Właściwie wysłuchaliśmy jej z mężem w mistrzowskim czytaniu
i interpretacji Krzysztofa Globisza.
Ta książka jest o :
- uczuciach dziecka, które czuje się zagrożone
- potrzebie opisania niewyobrażalnych, dla żyjącego w normalnych warunkach człowieka, przeżyć wojennych żydowskiego chłopca
- chęci przeżywania ekstremalnych wrażeń w wieku dorosłym, łącznie
z konfabulacją, brutalnością i nieliczeniem się z uczuciami innych, nawet przyjaznych, znajomych
- chęci bycia w centrum uwagi, a jeśli to już się kończy, to niechęci do życia.
Do tego koniecznie trzeba dodać niezwykłą wprost umiejętność obserwacji i opisywania szczegółów egzystencji artystów i twórców w Nowym Jorku oraz pasożytujących na nich zwyczajnych, na pierwszy rzut oka, zjadaczy chleba.

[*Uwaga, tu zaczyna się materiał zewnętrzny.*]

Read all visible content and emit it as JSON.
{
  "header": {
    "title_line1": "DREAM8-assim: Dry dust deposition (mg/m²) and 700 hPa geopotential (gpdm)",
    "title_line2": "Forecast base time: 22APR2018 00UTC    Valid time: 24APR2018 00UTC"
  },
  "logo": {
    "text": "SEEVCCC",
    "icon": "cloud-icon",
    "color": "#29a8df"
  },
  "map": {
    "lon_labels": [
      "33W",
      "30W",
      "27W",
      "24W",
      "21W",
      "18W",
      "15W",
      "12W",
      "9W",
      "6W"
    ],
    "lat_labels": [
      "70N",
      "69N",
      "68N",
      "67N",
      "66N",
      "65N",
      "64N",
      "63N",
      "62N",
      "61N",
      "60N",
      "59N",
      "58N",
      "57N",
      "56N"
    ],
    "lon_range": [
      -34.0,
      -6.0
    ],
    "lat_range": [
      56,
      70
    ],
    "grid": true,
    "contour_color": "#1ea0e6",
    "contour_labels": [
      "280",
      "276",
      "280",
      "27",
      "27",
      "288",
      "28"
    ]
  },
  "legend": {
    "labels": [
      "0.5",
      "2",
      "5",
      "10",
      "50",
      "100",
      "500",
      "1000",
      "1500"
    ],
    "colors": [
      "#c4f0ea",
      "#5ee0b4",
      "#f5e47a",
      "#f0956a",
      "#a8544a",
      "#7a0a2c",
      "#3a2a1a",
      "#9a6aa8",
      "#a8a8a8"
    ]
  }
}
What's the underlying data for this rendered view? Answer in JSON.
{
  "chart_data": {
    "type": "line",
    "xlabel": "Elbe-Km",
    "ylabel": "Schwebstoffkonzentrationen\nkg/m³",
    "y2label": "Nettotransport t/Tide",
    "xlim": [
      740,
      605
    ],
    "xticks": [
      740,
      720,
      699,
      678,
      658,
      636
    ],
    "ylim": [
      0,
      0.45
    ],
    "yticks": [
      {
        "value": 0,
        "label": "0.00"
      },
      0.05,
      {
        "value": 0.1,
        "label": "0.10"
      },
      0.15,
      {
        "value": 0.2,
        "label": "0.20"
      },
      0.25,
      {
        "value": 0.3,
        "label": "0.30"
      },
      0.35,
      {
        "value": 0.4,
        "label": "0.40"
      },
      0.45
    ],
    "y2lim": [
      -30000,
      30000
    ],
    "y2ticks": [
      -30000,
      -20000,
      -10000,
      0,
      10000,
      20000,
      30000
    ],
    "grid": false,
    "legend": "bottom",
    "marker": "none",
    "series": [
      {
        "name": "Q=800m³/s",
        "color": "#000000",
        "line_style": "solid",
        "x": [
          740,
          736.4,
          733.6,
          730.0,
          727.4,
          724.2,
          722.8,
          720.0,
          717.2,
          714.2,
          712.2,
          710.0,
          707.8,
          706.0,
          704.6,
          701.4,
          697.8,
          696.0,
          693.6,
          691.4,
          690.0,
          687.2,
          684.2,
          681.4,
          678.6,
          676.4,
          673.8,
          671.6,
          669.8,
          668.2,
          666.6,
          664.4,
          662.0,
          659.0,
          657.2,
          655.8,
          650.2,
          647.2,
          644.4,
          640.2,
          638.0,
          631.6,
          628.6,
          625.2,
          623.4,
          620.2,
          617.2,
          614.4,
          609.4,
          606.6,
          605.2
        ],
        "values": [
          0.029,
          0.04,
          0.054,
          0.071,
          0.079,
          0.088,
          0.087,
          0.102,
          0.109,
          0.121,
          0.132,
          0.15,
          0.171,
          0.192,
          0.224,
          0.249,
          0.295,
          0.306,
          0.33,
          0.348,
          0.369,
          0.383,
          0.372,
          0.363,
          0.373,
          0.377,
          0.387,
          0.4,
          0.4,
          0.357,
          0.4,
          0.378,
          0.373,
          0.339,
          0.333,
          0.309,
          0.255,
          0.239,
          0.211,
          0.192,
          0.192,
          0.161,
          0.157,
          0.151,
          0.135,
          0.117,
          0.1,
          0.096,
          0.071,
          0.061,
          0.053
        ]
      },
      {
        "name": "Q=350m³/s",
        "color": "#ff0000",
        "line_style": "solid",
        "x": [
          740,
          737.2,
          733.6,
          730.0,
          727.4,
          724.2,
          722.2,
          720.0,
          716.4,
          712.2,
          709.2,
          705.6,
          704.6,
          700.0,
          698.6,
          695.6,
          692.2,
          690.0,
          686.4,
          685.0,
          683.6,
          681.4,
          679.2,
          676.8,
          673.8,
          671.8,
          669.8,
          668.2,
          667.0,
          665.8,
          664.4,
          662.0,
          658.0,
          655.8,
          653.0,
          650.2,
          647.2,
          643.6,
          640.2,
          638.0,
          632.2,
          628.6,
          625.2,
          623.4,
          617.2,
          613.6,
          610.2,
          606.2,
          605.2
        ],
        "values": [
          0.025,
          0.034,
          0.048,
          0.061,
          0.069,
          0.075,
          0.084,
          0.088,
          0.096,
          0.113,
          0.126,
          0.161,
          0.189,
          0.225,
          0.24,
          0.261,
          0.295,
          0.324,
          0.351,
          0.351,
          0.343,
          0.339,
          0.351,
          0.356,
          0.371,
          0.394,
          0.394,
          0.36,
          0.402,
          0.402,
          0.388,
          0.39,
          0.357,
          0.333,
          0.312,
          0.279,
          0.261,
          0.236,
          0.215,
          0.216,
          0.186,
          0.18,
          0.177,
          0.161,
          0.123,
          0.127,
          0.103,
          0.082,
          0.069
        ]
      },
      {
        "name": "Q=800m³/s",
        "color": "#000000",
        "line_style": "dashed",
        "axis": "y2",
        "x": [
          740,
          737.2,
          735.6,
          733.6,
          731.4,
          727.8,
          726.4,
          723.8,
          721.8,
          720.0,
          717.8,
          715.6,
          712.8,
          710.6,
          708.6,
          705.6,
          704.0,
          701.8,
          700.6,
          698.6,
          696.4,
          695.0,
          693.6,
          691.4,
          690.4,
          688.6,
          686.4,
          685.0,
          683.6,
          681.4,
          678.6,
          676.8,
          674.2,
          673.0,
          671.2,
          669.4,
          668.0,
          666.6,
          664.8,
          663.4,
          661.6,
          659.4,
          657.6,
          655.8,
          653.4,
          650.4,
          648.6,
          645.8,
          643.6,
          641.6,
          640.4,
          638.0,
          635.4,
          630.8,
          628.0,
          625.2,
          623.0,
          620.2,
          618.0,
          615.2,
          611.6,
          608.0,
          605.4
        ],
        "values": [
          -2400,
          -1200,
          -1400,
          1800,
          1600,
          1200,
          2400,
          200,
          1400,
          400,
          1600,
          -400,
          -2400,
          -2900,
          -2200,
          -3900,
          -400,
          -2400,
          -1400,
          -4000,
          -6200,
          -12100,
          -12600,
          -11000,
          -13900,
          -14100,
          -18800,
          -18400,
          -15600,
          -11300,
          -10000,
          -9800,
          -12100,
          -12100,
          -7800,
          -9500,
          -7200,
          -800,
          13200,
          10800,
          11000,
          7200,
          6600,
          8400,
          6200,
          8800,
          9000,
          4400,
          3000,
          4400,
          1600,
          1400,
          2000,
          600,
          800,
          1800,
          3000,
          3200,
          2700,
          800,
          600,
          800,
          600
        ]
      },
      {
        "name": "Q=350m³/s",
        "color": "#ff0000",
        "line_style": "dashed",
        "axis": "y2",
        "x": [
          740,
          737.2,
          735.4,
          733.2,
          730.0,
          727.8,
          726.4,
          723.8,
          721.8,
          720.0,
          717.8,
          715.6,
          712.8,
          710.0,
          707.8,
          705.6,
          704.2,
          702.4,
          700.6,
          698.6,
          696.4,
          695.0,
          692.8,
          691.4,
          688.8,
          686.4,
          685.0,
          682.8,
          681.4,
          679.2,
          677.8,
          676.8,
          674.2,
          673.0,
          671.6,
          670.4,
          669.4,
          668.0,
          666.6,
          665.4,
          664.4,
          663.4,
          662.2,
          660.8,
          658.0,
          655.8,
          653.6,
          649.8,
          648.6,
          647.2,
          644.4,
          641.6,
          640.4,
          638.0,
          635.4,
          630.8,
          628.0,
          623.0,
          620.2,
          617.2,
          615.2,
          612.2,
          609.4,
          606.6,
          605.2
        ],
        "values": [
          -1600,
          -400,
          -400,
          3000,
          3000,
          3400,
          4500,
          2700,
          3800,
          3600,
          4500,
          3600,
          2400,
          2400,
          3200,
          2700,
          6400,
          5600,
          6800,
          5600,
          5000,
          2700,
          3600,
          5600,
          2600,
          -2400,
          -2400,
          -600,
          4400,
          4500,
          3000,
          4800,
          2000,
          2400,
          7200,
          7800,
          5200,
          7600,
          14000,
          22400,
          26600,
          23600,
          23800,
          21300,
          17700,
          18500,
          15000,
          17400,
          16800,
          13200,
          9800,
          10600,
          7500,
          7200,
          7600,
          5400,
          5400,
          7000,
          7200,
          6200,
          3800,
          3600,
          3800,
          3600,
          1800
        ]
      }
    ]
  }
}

Wyszczególniłam o czym jest książka rozmyślnie, aby krytyków, którzy uważają, że książka jest o niczym zachęcić do ponownego jej wysłuchania.
Bez uprzedzeń i opisywania na jej podstawie stanu obecnej literatury
w Polsce.
Książka poruszyła mnie. A za jakiś czas w y s ł u c h a m y   jej jeszcze raz.